O Espírito Santo nos guiará e levará aonde existem corações necessitados Dele. Decidir amar indistintamente aqueles com quem entramos em contato ou nos omitir friamente é mais do que uma questão de decisão: envolve salvação ou perdição.

Quando Deus nos coloca em contato com alguém ou ainda nos conduz a um endereço “aparentemente” errado, Ele não espera uma desculpa nem uma impressão de que foi coincidência. Não! Ele espera que aceitemos Sua providência e que não nos omitamos a cumprir a missão, ministrando aos corações em que Ele já começou a trabalhar.

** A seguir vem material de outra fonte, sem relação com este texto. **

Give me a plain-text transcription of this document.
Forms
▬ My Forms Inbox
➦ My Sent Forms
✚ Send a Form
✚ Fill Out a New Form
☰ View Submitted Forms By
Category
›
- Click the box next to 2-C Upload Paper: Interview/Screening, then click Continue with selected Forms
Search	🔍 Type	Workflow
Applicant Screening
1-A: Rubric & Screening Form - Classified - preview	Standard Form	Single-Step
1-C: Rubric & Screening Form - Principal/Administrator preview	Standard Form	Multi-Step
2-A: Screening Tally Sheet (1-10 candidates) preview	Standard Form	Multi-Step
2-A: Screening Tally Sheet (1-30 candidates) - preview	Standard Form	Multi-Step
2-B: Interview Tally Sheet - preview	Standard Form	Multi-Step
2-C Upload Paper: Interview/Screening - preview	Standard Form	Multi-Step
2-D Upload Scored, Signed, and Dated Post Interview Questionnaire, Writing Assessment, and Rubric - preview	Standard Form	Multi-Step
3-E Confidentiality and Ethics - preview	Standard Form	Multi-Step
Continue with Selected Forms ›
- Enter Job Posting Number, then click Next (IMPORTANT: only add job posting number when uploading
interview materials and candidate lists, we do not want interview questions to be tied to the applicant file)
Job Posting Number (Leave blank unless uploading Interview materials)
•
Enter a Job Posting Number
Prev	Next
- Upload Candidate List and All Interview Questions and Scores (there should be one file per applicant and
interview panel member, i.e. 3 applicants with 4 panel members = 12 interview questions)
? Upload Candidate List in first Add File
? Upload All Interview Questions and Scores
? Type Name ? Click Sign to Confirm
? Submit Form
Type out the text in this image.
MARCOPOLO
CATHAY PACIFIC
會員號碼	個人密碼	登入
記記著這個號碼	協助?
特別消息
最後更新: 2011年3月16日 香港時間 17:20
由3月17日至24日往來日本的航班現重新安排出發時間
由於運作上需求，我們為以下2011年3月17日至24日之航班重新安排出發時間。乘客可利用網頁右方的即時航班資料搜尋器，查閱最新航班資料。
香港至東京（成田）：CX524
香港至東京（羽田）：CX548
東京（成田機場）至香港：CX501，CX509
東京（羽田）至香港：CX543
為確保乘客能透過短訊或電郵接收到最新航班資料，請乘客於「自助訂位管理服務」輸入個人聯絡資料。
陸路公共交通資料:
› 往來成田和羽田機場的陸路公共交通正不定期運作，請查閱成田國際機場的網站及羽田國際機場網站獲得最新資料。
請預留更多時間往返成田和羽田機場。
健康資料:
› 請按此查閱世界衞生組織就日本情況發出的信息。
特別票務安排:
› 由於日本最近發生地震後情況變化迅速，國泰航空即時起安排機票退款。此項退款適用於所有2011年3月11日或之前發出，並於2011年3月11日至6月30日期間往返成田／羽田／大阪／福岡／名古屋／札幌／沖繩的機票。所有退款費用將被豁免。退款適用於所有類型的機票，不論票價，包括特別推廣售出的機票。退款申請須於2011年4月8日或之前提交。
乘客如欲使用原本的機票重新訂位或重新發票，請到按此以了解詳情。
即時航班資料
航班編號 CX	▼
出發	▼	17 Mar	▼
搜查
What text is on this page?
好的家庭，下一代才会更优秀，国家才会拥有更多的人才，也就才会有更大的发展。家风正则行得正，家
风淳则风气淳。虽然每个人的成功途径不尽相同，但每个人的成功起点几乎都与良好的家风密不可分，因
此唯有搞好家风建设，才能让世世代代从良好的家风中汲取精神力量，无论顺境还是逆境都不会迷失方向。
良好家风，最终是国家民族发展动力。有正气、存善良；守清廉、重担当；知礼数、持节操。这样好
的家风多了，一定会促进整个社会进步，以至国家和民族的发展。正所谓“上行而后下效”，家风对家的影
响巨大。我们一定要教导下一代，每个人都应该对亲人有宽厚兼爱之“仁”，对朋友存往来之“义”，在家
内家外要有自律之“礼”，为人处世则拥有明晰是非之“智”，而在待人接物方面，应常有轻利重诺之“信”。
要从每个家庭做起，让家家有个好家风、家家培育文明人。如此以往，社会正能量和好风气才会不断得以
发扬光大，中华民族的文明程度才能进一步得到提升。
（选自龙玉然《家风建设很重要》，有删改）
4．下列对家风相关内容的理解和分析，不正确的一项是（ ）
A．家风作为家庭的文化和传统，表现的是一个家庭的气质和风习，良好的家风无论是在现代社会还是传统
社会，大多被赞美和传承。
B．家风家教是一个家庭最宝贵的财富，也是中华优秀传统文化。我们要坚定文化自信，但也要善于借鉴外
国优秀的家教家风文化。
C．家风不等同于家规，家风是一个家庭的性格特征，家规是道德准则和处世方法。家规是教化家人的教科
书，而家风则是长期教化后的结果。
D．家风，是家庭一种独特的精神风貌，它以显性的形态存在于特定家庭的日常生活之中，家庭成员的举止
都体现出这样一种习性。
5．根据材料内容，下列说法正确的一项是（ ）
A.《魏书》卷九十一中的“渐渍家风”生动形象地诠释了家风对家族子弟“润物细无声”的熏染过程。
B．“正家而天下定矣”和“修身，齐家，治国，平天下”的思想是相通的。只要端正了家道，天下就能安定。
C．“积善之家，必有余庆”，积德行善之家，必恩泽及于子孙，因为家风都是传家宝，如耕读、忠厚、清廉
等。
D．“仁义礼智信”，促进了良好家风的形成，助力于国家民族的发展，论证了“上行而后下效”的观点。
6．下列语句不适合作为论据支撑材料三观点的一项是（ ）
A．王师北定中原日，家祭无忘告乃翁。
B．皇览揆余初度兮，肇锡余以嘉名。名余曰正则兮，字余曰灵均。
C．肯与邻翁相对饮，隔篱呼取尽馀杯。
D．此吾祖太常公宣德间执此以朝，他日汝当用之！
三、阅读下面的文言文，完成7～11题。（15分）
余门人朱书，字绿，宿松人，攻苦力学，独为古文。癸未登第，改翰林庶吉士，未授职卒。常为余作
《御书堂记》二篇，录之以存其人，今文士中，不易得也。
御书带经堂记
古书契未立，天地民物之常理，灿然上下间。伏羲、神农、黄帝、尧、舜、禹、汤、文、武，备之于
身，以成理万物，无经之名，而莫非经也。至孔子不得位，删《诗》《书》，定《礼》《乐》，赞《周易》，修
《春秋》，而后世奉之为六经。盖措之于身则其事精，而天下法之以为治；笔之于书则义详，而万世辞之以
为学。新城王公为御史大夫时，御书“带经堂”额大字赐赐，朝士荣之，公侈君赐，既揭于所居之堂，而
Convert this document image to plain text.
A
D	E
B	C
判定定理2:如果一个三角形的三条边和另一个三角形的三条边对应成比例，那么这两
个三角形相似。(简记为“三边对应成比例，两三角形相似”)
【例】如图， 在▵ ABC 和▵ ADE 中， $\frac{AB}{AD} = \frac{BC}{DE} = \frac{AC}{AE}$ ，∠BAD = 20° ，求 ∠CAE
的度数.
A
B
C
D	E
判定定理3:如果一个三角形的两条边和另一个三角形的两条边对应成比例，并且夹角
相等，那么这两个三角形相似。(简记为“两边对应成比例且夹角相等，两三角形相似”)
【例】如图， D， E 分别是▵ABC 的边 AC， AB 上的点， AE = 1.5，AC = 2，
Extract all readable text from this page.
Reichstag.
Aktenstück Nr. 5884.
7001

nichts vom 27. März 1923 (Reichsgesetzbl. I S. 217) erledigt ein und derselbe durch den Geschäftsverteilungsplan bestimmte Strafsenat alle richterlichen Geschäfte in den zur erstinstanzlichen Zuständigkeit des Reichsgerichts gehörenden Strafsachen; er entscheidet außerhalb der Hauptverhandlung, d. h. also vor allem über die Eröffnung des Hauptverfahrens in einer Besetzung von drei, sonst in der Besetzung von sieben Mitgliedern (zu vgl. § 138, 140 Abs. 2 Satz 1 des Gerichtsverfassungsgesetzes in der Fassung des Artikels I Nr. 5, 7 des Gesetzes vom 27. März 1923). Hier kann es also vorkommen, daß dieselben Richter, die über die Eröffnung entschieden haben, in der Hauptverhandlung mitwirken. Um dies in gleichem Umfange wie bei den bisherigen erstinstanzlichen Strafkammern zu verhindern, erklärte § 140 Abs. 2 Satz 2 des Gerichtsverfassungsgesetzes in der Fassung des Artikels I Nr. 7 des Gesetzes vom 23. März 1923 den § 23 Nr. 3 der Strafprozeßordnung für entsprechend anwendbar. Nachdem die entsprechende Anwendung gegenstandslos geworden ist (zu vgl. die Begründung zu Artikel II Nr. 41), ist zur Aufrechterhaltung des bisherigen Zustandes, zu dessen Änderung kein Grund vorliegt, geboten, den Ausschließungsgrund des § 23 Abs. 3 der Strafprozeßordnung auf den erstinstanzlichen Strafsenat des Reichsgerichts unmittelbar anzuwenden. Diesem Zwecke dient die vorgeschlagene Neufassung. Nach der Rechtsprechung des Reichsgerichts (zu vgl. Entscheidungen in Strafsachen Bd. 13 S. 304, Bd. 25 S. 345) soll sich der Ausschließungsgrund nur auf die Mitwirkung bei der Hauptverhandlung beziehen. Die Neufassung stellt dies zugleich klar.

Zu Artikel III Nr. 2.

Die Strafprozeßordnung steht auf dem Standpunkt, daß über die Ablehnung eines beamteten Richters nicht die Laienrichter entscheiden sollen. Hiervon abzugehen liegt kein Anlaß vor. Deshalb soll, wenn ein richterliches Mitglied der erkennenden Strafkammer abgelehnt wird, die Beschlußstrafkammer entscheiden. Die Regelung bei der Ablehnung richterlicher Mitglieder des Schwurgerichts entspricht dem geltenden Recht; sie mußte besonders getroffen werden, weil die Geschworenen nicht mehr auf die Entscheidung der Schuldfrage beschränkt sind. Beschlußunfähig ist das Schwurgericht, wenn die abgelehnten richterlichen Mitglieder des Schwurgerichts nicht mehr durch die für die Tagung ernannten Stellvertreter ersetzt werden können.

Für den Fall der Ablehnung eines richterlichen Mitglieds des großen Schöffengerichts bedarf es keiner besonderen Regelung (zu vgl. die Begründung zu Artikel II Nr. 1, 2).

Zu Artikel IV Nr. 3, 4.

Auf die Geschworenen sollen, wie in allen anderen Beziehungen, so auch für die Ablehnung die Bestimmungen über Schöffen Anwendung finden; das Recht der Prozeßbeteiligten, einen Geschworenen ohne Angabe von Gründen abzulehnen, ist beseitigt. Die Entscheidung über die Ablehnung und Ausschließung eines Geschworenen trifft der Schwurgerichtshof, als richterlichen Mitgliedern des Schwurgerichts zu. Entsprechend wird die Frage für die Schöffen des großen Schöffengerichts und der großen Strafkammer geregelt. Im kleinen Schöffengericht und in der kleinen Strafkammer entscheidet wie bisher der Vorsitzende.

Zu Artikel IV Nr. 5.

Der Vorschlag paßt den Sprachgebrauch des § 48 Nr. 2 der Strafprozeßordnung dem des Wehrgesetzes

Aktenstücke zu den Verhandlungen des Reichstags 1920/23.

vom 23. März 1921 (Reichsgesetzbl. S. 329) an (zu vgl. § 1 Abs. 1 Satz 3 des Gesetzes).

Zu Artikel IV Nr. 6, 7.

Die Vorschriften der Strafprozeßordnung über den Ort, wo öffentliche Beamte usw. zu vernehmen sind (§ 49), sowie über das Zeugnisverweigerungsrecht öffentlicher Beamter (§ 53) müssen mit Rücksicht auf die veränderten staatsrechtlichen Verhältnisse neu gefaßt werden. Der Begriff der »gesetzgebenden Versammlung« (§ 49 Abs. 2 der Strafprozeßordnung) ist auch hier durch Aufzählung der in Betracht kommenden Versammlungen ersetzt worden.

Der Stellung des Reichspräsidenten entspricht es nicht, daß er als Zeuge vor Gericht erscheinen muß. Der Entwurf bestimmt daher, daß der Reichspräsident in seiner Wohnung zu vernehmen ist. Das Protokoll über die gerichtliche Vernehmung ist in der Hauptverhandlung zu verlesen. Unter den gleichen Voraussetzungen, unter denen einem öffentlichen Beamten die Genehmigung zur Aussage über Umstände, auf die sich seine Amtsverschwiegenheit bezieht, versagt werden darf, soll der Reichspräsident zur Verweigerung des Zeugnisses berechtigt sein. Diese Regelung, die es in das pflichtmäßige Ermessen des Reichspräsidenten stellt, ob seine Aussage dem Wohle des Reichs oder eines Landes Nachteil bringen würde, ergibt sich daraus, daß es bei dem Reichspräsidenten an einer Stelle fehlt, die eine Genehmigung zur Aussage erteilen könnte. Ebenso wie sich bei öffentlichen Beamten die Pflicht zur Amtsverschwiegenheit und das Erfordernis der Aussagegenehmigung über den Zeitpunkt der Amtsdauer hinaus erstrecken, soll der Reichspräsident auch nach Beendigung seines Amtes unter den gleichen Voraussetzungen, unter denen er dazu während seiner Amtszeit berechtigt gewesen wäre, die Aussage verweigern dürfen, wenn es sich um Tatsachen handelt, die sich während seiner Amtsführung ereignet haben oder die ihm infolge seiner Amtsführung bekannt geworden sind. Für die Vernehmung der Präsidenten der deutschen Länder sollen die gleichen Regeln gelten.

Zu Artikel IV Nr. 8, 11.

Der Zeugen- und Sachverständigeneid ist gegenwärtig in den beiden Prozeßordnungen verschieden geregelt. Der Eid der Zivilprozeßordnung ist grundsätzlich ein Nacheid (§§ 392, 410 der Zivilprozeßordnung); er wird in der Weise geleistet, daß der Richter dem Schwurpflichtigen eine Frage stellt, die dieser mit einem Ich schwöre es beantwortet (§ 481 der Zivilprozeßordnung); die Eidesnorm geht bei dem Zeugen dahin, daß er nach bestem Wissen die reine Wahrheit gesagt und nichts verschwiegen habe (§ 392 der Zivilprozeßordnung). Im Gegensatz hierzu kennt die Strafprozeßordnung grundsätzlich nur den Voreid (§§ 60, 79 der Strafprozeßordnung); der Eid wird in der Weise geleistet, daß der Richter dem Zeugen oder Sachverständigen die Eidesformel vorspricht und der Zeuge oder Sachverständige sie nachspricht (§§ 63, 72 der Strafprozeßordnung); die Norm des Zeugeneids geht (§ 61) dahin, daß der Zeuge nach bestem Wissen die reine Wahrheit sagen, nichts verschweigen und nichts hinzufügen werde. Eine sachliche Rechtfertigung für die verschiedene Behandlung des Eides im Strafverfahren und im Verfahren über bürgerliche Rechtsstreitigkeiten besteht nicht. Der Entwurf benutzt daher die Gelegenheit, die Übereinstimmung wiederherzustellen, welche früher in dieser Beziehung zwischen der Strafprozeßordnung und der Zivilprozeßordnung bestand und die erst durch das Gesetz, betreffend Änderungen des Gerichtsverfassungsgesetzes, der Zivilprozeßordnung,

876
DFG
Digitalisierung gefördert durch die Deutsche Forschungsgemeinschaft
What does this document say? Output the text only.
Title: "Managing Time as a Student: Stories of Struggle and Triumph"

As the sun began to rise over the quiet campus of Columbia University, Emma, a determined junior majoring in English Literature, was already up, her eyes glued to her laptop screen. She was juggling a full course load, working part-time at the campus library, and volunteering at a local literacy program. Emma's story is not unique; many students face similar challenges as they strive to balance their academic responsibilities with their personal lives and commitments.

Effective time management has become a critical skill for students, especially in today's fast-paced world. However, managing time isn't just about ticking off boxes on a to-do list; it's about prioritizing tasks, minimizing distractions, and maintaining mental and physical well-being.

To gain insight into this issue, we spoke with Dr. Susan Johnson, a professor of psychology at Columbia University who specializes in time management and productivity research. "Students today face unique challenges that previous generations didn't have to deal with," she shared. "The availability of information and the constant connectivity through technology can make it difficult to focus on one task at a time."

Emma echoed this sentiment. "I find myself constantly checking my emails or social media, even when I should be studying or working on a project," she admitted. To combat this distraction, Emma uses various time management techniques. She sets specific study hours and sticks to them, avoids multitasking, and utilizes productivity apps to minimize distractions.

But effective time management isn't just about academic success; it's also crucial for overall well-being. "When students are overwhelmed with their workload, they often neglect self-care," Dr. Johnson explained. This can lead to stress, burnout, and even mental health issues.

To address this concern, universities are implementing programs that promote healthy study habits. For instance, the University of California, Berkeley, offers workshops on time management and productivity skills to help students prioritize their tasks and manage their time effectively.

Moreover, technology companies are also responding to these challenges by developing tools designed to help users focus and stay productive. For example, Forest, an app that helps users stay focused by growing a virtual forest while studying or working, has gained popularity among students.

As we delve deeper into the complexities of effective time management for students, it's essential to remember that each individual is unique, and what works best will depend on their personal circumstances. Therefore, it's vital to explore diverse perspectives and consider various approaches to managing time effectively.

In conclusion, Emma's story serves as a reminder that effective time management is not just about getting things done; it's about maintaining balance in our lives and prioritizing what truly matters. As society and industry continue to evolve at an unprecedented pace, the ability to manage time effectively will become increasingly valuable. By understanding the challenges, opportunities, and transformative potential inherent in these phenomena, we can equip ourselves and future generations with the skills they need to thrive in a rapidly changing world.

Portanto, reflita: por quem eu devo me omitir menos e me dedicar mais?

Conclusão

Na vida espiritual, relacional e missionária, menos pode ser mais quando seguimos os passos e imitamos o exemplo do Mestre da simplicidade, Jesus.

Talvez, em alguns momentos não percebamos que estamos trilhando uma rota que pode facilmente nos distrair e desviar do alvo principal. Geralmente distrações como tempo excessivo ao celular, diante da televisão, nas redes sociais, ao computador, em jogos, no lazer e em outras coisas que nos trazem prazer momentâneo produzem atraso no cumprimento da missão que o Senhor nos confiou.

Precisamos ser conscientes de que o que pode estar nos distraindo hoje poderá nos destruir amanhã. Como líderes do corpo de Cristo, precisamos ajudar a multiplicar o número de pessoas ao nosso redor que pensam e agem sob a perspectiva de menos para mais, tornando real a proposta e os ensinamentos de Jesus. 

Referências

  • 1 Ellen G. White, O Desejado de Todas as Nações (Tatuí, SP: Casa Publicadora Brasileira, 2014), p. 525.
  • 2 Ellen G. White, Atos dos Apóstolos (Tatuí, SP: Casa Publicadora Brasileira, 2014), p. 362.
  • 3 Ellen G. White, O Desejado de Todas as Nações (Tatuí, SP: Casa Publicadora Brasileira, 2014), p. 524.
  • 4 Diogo Schelp, “Nos Laços (fracos) da Internet”, VEJA, julho 2009, p. 94-102.
  • 5 Ellen G. White, O Desejado de Todas as Nações (Tatuí, SP: Casa Publicadora Brasileira, 2014), p. 184.
  • 6 John Burke, O Barro e a Obra-Prima (São Paulo, SP: Vida, 2015), p. 76.